On the afternoon of the day we arrived in Porto we walked back, past the Cathedral (the official starting spot of the Portuguese Camino), across the bridge, and rode the Gondola down to the Port houses of Gaia. Since we'd not yet eaten lunch we stopped for a bite to eat - a hot dog, a Portuguese Nata Tart, a bottle of water (I was thirsty), a beer (for Sandy) and a Gin and Tonic (for me). It was hot, sunny and beautiful. Once we'd nourished ourselves we decided to try some of the Port houses we'd missed in the Spring. It didn't start so well. At Sandemann the tastings came with a tour of the caves where the Port is aged - there were no more tours available that day so we made a reservation for 10:30 the next morning...not sure whether that was a good omen, or just a bad idea. Leaving Sandeman we found a couple of houses that were more accommodating. We tried a flight of aged Ports at Calem, a flight of Tawny ports at Quinto ???, a third flight at Burmiester. Personally my favorite of them all was the 30 year Port at Calem. Each came with an explanation of the process of making Port, which in itself is interesting. There are small differences between the houses that make each version of Port unique. At Calem the waiter explained that the 10, 20 and 30 year old Ports were blends. In their version the Port could in fact be made of equal parts 18, 20 and 22 year old wines averaging out to a 20 year, for instance. Ruby Ports are aged in huge barrels and have less contact with the wood as they age; Tawny Ports are aged in smaller barrels giving them a "Tawny" colour and slightly different flavour over time. White Ports are aged in stainless steel vats and are a different taste - recommended as an aperitif rather than as a digestive (or after dinner drink). There are also vintage, late bottle vintage, colheita Ports each coming to our table in different ways. After three flights of wine, a bike ride, the walk to (and from the hotel ahead) it was time for a Seista. We crossed the river on the lower portion of the bridge and waited through several times of the funicular going up and down the hill. The funicular had been closed in the spring, and this time only one of the cars was working. The ticket to go up was four Euros but the stairs up the hill - the alternative - were not attractive in any way shape or form at this point in our day. We returned to the hotel where we enjoyed a buffet dinner and a good rest.
The next morning began with breakfast at the hotel and a repeat of the prior days walk into the River Valley. We needed to be at Sandeman for the 10:30 tour. It turned out to be one of the highlights of the trip. The "caves" where the Port is aged are extensive and the information about the Ports was more detailed than many of the other tastings we've attended. Sandeman was formed in 1790 by an Scotsman in England with a taste for mateuse wine. It's now owned by a conglomerate that produces wine in Spain, Portugal, Argentina, Chili and a few other places.

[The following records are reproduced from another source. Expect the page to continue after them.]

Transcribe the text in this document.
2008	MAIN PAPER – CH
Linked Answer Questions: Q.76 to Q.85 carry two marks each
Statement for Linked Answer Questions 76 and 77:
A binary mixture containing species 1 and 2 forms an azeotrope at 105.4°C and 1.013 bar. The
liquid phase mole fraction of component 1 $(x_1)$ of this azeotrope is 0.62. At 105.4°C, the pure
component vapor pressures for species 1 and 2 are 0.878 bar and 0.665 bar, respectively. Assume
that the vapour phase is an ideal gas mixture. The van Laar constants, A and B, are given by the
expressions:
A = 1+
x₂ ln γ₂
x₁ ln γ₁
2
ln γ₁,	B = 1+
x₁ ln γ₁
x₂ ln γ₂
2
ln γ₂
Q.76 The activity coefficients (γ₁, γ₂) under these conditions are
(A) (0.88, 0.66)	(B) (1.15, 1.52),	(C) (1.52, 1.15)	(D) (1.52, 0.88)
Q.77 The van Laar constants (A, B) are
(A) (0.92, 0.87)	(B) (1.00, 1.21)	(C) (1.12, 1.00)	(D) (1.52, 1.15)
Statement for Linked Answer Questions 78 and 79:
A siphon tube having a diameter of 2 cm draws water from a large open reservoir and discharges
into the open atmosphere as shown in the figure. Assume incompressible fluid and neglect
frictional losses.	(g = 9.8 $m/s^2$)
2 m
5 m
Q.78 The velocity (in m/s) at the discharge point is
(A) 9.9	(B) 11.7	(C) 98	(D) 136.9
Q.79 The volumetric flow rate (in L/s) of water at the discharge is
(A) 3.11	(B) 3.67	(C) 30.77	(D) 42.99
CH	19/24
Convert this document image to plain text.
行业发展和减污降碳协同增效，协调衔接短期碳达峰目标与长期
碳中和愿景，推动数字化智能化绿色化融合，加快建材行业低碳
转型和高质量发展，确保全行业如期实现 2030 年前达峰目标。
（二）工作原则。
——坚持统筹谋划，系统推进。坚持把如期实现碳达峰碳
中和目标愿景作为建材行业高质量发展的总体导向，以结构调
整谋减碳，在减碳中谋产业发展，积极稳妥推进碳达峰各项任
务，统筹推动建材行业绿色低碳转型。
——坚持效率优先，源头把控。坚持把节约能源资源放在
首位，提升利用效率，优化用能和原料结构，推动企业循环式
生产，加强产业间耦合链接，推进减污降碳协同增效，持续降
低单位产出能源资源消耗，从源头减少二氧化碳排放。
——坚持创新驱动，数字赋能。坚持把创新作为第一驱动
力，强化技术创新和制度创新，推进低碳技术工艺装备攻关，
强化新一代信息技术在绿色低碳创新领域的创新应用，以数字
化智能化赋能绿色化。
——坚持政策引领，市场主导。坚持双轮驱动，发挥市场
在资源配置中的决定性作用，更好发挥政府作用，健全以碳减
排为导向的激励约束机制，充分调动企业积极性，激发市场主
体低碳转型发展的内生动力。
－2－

The houses on the banks of the Duoro have operated there since the beginning of the 19th Century continuously. The wine is brought down river from the vinyards about 100 kilometers away aged and stored in barrels, bottled and sold around the world. They have bottles of vintage Port that have been aging there since as early and 1909. On the doorway into the establishment are signs showing the levels water has reached during floods of the past 200 years - most recently in 2002. The tour give information about how the building is built to deal with the eventuality of the floods, and to maintain the constant temperatures and humidity that the aging wines need. The floor for instance is made of blocks of wood that can be soaked with water in the heat of the summer keeping the humidity up and cooling the building. Barrels of wine are tied by rope should floods seek to send them floating around the building. One becomes aware of just how extensive the Port houses of Gaia are when taking the Gondola above orange roofs that extend away from the river.
After our tour we wandered back to the Porto side of the river revisiting the areas we'd been in the spring. The Banksy exihibition that had opened during our visit in April had closed a few days before. We retraced our route and found our way to the Quevado Port House. Quevado produces the advent calendar that we have enjoyed each Advent the past few years. We shared a plate of cheeses and another flight of Ports. Taking the Gondola to the top of the bridge we went by the Cathedral where pictures were taken at the starting point of the Portuguese Camino. We stopped for dinner at a patio on the way home to the hotel where we prepared for the riding that would come the next day. I was particularly anxious about our plans as we left Porto. I anticipated that our ride would be through streets full of traffic. We had close to 10 kilometers from the hotel to the oceanside route which would move us north towards Santiago. I needed to be clear on the path as we moved through the city minimizing the need to stop to check our path. We discussed our plans for departure the next day and headed to bed.